Microsoft are partciularly keen to lock users into the Windows stack to protect their cash cows of Windows and Office. The analyst advised CIOs to consider migration to Windows 7, Office 2010 and SharePoint 10, but said they should only consider Windows 8 for tablet deployments in the short and medium term, and take extreme caution before deployment of Office365.

While for the most part the IT industry loves Microsoft (it provides many a techie with lucrative employment) I personally find the underlying complexity and sometimes downright ineptness of some of the company's products hugely frustrating. As an example the management of file permissions under Windows server is at best a blunt instrument and at worse a mess. Something that annoys me on a daily basis. Most IT people now won't know what I'm on about, but anybody who has used the no longer fashionable Netware and it's asociated directory services will understand how these things should work. In my view it's the weakness of Microsoft's file system that's driven the demand for Sharepoint.

Fortunately innovation can be found in other quarters.

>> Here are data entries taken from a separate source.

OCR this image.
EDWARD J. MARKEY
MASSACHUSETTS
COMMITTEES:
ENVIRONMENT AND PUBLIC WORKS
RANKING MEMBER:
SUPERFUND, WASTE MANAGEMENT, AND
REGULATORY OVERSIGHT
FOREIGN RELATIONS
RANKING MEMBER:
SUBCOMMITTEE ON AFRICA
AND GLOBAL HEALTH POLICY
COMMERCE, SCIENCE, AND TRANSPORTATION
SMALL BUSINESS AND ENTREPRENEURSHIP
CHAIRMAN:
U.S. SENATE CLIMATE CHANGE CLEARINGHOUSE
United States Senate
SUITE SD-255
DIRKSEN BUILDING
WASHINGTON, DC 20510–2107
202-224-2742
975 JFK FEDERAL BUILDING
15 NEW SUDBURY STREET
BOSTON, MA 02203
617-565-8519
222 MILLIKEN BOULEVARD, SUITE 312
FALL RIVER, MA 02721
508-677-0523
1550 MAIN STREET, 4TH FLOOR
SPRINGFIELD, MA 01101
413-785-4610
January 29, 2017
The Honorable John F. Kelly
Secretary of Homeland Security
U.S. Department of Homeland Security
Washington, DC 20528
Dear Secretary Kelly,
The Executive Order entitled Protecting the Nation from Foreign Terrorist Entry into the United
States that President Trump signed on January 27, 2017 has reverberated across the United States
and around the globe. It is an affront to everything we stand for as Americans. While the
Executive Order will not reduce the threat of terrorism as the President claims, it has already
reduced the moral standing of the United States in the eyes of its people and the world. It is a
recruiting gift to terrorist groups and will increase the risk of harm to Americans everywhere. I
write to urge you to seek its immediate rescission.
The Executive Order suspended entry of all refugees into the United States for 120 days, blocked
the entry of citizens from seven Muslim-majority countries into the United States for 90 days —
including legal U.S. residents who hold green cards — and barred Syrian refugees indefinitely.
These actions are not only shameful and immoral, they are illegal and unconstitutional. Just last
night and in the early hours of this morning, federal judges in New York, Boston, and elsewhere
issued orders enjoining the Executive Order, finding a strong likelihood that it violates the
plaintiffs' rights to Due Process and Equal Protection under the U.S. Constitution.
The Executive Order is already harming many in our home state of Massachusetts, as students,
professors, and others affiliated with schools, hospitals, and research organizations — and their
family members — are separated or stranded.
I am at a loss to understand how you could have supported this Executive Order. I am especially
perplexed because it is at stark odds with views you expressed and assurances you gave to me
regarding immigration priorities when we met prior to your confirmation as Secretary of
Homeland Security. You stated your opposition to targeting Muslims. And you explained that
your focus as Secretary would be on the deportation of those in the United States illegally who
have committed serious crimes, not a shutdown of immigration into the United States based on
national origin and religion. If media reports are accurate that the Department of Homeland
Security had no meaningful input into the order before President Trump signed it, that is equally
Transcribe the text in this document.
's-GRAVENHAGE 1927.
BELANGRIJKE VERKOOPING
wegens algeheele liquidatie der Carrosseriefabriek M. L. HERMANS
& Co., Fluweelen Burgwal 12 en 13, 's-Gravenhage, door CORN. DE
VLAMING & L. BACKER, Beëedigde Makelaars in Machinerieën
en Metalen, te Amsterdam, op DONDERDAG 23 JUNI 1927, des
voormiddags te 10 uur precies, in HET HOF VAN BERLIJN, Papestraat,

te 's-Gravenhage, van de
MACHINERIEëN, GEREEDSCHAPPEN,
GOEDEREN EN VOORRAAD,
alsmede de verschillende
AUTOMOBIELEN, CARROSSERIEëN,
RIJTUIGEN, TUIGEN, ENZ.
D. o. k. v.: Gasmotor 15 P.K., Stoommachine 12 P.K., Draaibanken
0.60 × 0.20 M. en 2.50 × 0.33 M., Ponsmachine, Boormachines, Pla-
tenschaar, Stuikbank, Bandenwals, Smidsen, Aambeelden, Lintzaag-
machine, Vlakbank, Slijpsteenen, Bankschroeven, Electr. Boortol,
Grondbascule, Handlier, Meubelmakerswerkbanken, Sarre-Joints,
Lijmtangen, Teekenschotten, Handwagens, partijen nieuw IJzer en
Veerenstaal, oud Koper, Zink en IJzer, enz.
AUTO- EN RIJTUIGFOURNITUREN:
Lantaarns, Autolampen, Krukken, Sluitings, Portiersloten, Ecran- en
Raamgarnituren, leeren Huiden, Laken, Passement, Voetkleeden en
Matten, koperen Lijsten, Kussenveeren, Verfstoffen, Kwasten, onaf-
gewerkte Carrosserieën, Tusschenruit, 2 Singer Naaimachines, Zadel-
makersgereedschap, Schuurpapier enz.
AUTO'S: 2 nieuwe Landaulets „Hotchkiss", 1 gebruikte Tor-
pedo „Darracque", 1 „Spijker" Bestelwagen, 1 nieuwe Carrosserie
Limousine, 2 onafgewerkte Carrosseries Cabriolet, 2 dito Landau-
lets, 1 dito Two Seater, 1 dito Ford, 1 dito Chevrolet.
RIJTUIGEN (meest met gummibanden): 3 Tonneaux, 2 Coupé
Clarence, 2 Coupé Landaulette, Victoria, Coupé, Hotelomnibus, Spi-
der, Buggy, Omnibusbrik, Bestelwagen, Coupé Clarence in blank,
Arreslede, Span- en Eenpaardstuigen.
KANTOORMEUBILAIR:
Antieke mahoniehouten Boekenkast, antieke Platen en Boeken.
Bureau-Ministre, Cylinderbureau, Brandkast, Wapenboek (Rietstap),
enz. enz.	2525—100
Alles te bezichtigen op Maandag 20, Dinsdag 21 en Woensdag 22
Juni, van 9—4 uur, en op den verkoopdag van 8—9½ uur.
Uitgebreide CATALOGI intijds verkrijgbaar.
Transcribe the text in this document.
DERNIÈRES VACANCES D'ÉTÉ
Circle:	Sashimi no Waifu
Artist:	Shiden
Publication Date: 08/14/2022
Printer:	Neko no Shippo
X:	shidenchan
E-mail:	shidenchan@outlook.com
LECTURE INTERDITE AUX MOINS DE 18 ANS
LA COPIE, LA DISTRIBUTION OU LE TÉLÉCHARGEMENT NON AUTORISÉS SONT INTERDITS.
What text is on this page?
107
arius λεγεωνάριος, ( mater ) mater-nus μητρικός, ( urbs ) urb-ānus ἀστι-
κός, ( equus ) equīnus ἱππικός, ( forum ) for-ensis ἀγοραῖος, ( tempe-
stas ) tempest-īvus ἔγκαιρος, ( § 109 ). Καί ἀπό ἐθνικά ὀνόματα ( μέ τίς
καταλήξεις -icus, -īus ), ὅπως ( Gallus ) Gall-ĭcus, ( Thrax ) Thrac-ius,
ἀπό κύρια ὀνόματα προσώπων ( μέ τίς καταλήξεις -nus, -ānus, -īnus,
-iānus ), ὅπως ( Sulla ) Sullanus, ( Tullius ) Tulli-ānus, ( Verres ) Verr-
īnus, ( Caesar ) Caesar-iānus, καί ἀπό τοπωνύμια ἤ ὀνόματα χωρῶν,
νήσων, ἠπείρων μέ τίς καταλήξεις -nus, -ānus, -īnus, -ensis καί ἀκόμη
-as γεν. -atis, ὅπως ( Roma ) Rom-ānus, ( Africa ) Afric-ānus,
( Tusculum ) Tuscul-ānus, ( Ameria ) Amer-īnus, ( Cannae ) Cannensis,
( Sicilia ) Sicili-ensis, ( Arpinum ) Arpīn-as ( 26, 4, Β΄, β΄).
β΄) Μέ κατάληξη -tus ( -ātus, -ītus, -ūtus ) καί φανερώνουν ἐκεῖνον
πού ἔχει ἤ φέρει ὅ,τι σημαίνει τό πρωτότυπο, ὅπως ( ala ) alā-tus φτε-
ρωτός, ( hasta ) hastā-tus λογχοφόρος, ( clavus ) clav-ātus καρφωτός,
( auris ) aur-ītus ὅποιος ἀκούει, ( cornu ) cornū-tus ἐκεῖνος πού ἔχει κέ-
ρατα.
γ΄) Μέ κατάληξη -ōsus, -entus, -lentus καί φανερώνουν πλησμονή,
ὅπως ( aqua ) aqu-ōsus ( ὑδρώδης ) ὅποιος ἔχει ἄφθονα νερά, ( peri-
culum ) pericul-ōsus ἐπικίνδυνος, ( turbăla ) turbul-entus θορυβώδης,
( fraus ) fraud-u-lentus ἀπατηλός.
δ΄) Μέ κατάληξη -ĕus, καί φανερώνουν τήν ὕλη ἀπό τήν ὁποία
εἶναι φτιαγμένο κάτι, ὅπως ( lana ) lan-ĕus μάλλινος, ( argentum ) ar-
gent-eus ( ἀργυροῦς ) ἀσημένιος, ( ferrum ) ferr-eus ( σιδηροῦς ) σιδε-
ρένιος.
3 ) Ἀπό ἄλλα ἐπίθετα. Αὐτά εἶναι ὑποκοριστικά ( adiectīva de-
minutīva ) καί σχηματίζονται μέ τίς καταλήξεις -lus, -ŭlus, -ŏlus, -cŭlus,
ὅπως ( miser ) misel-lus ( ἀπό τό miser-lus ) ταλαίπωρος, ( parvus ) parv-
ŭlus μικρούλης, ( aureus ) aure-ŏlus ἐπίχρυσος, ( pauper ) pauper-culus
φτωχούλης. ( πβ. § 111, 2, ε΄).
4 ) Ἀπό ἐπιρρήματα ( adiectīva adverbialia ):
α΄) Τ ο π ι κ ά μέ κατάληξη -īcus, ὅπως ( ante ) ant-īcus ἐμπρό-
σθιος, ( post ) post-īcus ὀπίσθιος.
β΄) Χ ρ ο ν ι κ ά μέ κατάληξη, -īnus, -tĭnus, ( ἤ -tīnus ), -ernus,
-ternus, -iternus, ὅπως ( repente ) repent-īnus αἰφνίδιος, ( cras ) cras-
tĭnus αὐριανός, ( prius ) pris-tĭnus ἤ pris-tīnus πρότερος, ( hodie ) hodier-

Apple are making inroads into the traditional desktop space which is increasingly going mobile, and Google is after Microsoft's crown jewels of collaboration and email (although Google brings with it another set of worries). Meanwhile, on the web, Open Source software, which has failed to make much impression on end users, is dominant with the majority of webservers running an open source stack ( Linux / Apache / MySQL PHP ).

Interesting times to work in IT, where an increasingly broad range of skills are going to be required.